In the late afternoon, Queenstown turns into Key West. The performers set up on the dock sides and put their hats out. My favorite was an old man singing accompaniment to his dog. The dog’s high-pitched wail could be heard three blocks away.
In the winter, the town puts the gliders and jet boats away, and turns into a ski resort. The season is about 12 weeks because of the relatively low elevation, but draws skiers from a Australia and Indonesia.
I spent one of my Queenstown days traveling to and back from Milford Sound. We spent another cruising the lake and stopping at a local farm…In the USA, this would be a “ranch.” It had over 40,000 acres of primarily grazing land. The sheep make their own way into the high mountain pastures and have to be rounded up in the Fall. The “farm” has 30 working dogs for this purpose, and we were able to observe their roundup skills…very impressive. It takes three years to train, and if you bite a sheep, it’s automatic flunk out of the program.
We then cruised back and rode the gondola to the mountain crest above the town. In addition to the view, you can actually watch the extreme sports unfold. There was an endless line of kids strapping their mountain bikes onto gondola cars, and the bunji jumping station was reached from the gondola. Mrs Bear and I celebrated our New Zealand experience with a round in the cafe, admired the views, and then did a little trekking of our own by walking back through town after taking the gondola back down the mountain.

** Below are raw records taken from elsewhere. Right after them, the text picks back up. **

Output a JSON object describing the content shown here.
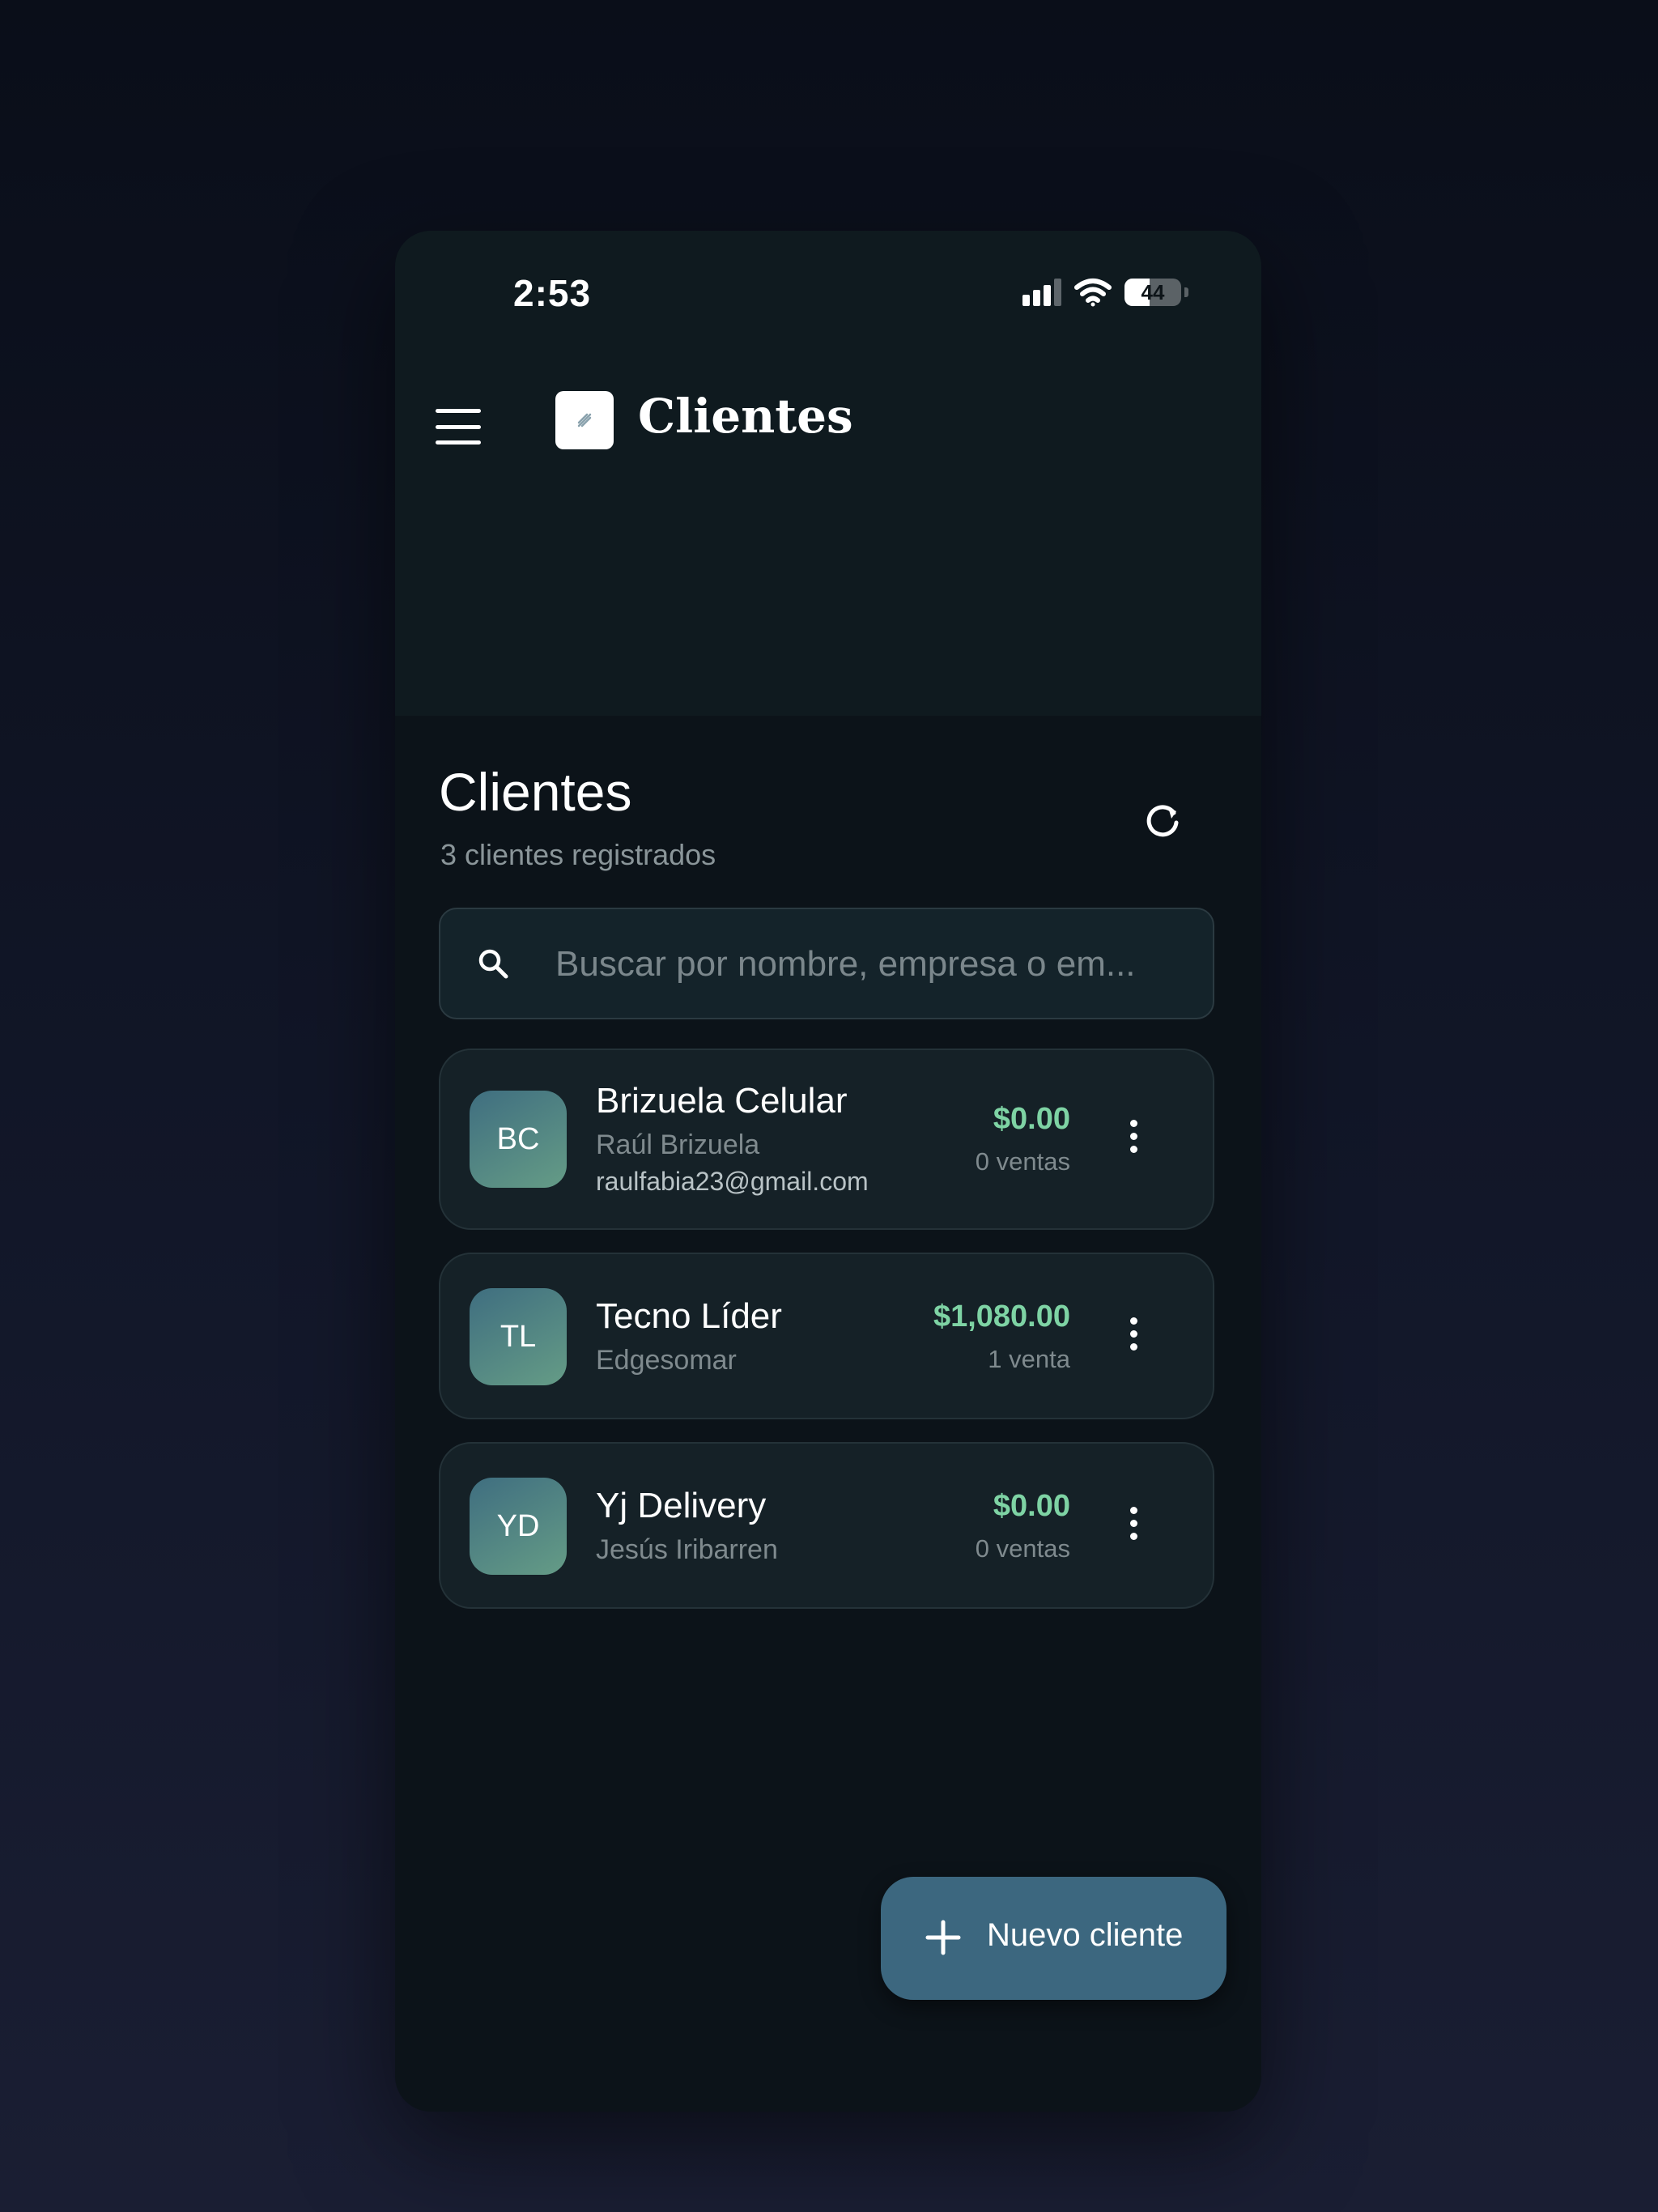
{
  "status_bar": {
    "time": "2:53",
    "battery_level": "44"
  },
  "app_bar": {
    "title": "Clientes",
    "icons": {
      "menu": "hamburger-menu-icon",
      "logo": "app-logo-icon"
    }
  },
  "page": {
    "title": "Clientes",
    "subtitle": "3 clientes registrados",
    "refresh_icon": "refresh-icon"
  },
  "search": {
    "placeholder": "Buscar por nombre, empresa o em...",
    "value": "",
    "icon": "search-icon"
  },
  "clients": [
    {
      "initials": "BC",
      "name": "Brizuela Celular",
      "contact": "Raúl Brizuela",
      "email": "raulfabia23@gmail.com",
      "total": "$0.00",
      "sales": "0 ventas"
    },
    {
      "initials": "TL",
      "name": "Tecno Líder",
      "contact": "Edgesomar",
      "total": "$1,080.00",
      "sales": "1 venta"
    },
    {
      "initials": "YD",
      "name": "Yj Delivery",
      "contact": "Jesús Iribarren",
      "total": "$0.00",
      "sales": "0 ventas"
    }
  ],
  "fab": {
    "label": "Nuevo cliente",
    "icon": "plus-icon"
  },
  "colors": {
    "background": "#0c1319",
    "accent_green": "#7ed3a4",
    "fab": "#3c677f"
  }
}
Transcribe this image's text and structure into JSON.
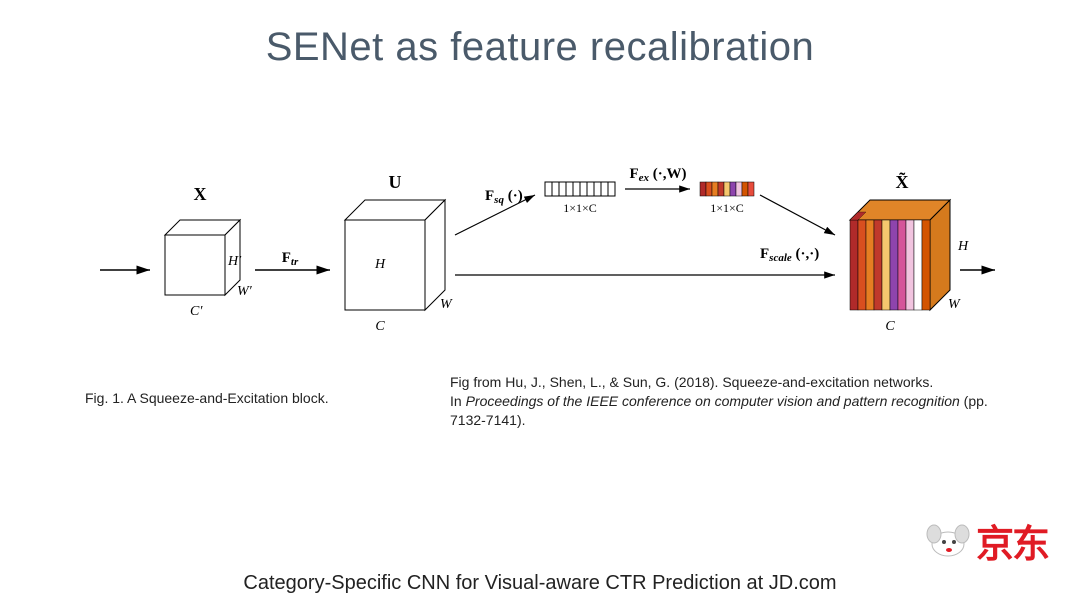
{
  "title": "SENet as feature recalibration",
  "diagram": {
    "block1": {
      "label": "X",
      "h": "H′",
      "w": "W′",
      "c": "C′"
    },
    "arrow1": "F_tr",
    "block2": {
      "label": "U",
      "h": "H",
      "w": "W",
      "c": "C"
    },
    "squeeze": {
      "label": "F_sq (·)",
      "size": "1×1×C"
    },
    "excite": {
      "label": "F_ex (·,W)",
      "size": "1×1×C"
    },
    "scale": "F_scale (·,·)",
    "block3": {
      "label": "X̃",
      "h": "H",
      "w": "W",
      "c": "C"
    }
  },
  "caption1": "Fig. 1. A Squeeze-and-Excitation block.",
  "caption2_line1": "Fig from Hu, J., Shen, L., & Sun, G. (2018). Squeeze-and-excitation networks.",
  "caption2_line2a": "In ",
  "caption2_line2b": "Proceedings of the IEEE conference on computer vision and pattern recognition",
  "caption2_line2c": " (pp. 7132-7141).",
  "footer": "Category-Specific CNN for Visual-aware CTR Prediction at JD.com",
  "jd_text": "京东"
}
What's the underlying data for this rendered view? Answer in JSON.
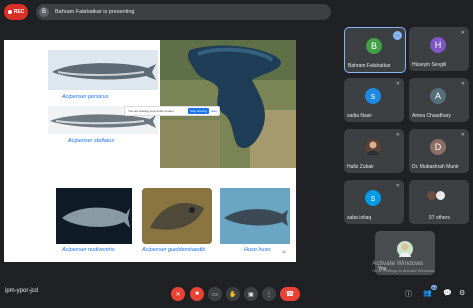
{
  "recording": {
    "label": "REC"
  },
  "presenting_banner": {
    "text": "Bahram Falahatkar is presenting",
    "avatar_letter": "B"
  },
  "slide": {
    "captions": [
      "Acipenser persicus",
      "Acipenser stellatus",
      "Acipenser nudiventris",
      "Acipenser gueldenstaedtii",
      "Huso huso"
    ],
    "share_notice": {
      "text": "You are sharing your entire screen.",
      "stop_label": "Stop sharing",
      "hide_label": "Hide"
    },
    "page_number": "11"
  },
  "participants": [
    {
      "name": "Bahram Falahatkar",
      "initial": "B",
      "color": "#43a047",
      "muted": false,
      "highlight": true
    },
    {
      "name": "Hüseyin Sevgili",
      "initial": "H",
      "color": "#7e57c2",
      "muted": true
    },
    {
      "name": "sadia Nasir",
      "initial": "s",
      "color": "#1e88e5",
      "muted": true
    },
    {
      "name": "Amna Chaudhary",
      "initial": "A",
      "color": "#546e7a",
      "muted": true
    },
    {
      "name": "Hafiz Zubair",
      "initial": "",
      "color": "#5d4037",
      "muted": true,
      "photo": true
    },
    {
      "name": "Dr. Mubashrah Munir",
      "initial": "D",
      "color": "#8d6e63",
      "muted": true
    },
    {
      "name": "saba ishaq",
      "initial": "s",
      "color": "#039be5",
      "muted": true
    },
    {
      "name": "57 others",
      "initial": "",
      "color": "#3c4043",
      "muted": false
    }
  ],
  "self_view": {
    "name": "You"
  },
  "meeting_code": "ipm-ypor-jcd",
  "people_count": "64",
  "windows_watermark": {
    "title": "Activate Windows",
    "subtitle": "Go to Settings to activate Windows."
  },
  "colors": {
    "background": "#202124",
    "tile": "#3c4043",
    "accent": "#8ab4f8",
    "danger": "#ea4335"
  }
}
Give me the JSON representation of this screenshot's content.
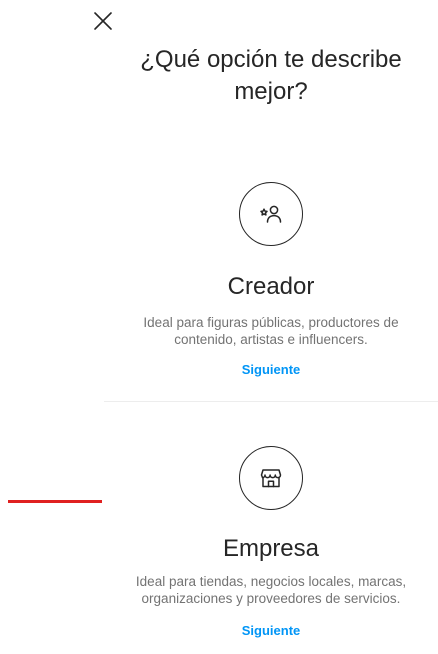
{
  "header": {
    "close_icon": "close-icon",
    "title": "¿Qué opción te describe mejor?"
  },
  "options": [
    {
      "icon": "creator-star-person-icon",
      "title": "Creador",
      "description": "Ideal para figuras públicas, productores de contenido, artistas e influencers.",
      "action_label": "Siguiente"
    },
    {
      "icon": "storefront-icon",
      "title": "Empresa",
      "description": "Ideal para tiendas, negocios locales, marcas, organizaciones y proveedores de servicios.",
      "action_label": "Siguiente"
    }
  ],
  "colors": {
    "text": "#262626",
    "secondary_text": "#737373",
    "link": "#0095f6",
    "divider": "#ededed",
    "marker": "#e02020"
  }
}
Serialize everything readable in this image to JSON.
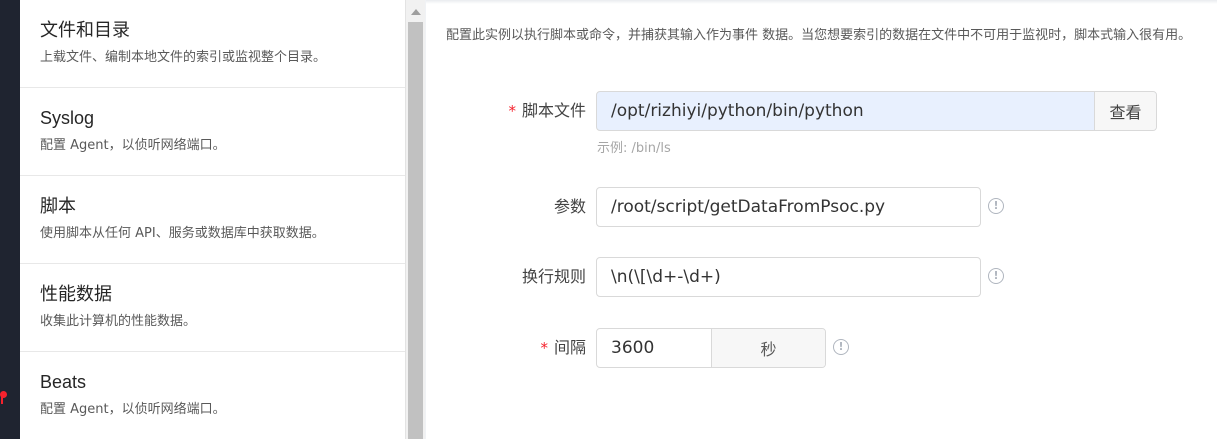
{
  "type_list": [
    {
      "title": "文件和目录",
      "desc": "上载文件、编制本地文件的索引或监视整个目录。"
    },
    {
      "title": "Syslog",
      "desc": "配置 Agent，以侦听网络端口。"
    },
    {
      "title": "脚本",
      "desc": "使用脚本从任何 API、服务或数据库中获取数据。"
    },
    {
      "title": "性能数据",
      "desc": "收集此计算机的性能数据。"
    },
    {
      "title": "Beats",
      "desc": "配置 Agent，以侦听网络端口。"
    }
  ],
  "form": {
    "intro": "配置此实例以执行脚本或命令，并捕获其输入作为事件 数据。当您想要索引的数据在文件中不可用于监视时，脚本式输入很有用。",
    "script_file": {
      "label": "脚本文件",
      "value": "/opt/rizhiyi/python/bin/python",
      "browse": "查看",
      "hint": "示例: /bin/ls",
      "required": "*"
    },
    "args": {
      "label": "参数",
      "value": "/root/script/getDataFromPsoc.py"
    },
    "split_rule": {
      "label": "换行规则",
      "value": "\\n(\\[\\d+-\\d+)"
    },
    "interval": {
      "label": "间隔",
      "value": "3600",
      "unit": "秒",
      "required": "*"
    },
    "info_glyph": "!"
  },
  "colors": {
    "required": "#f5222d",
    "autofill": "#e8f0fe"
  }
}
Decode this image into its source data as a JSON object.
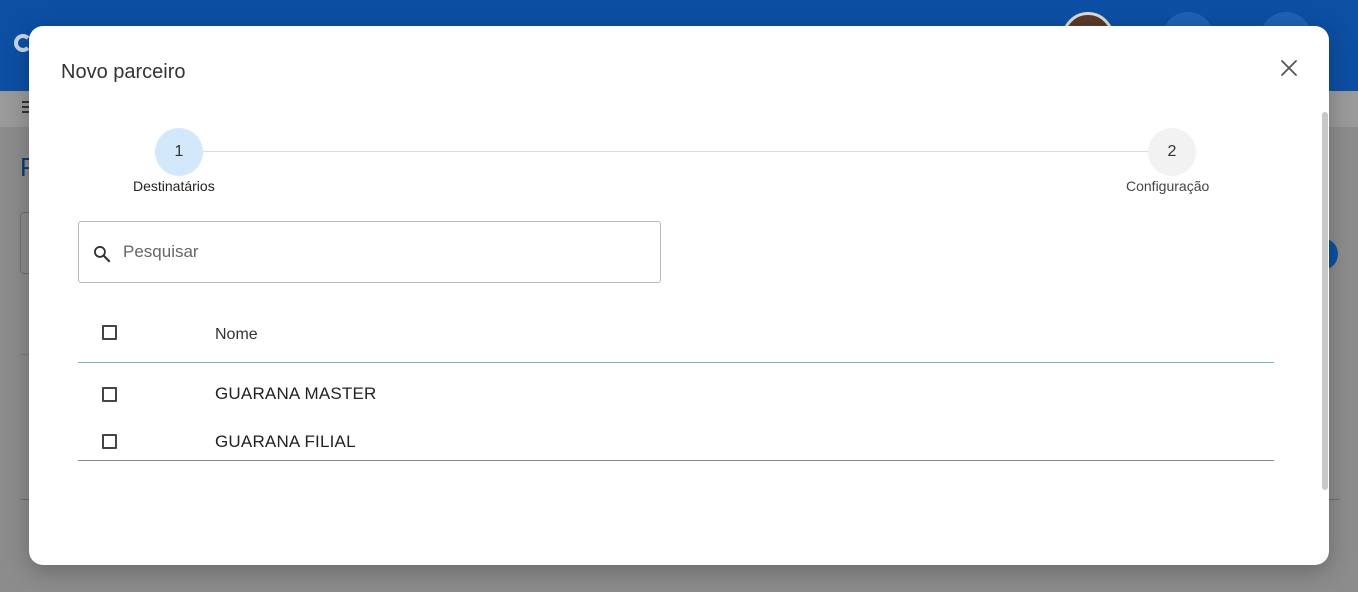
{
  "modal": {
    "title": "Novo parceiro"
  },
  "stepper": {
    "steps": [
      {
        "number": "1",
        "label": "Destinatários",
        "state": "active"
      },
      {
        "number": "2",
        "label": "Configuração",
        "state": "inactive"
      }
    ]
  },
  "search": {
    "placeholder": "Pesquisar",
    "value": ""
  },
  "table": {
    "columns": [
      "Nome"
    ],
    "rows": [
      {
        "name": "GUARANA MASTER",
        "checked": false
      },
      {
        "name": "GUARANA FILIAL",
        "checked": false
      }
    ]
  },
  "icons": {
    "close": "close-icon",
    "search": "search-icon"
  },
  "colors": {
    "header_blue": "#0d4fa3",
    "active_step": "#d3e8fb",
    "inactive_step": "#f2f2f2"
  },
  "background_app": {
    "title_fragment": "P"
  }
}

We were lucky to have an afternoon flight the next day, which let us walk around the point and through the gardens one more time before heading back to Sydney for a connection to Hawaii. Mrs Bear says New Zealand is the most beautiful country she has visited. When I suggested the Scottish highlands or Ireland, she countered with the warmer temps of a New Zealand summer as her tipping point. It’s hard to disagree with her logic.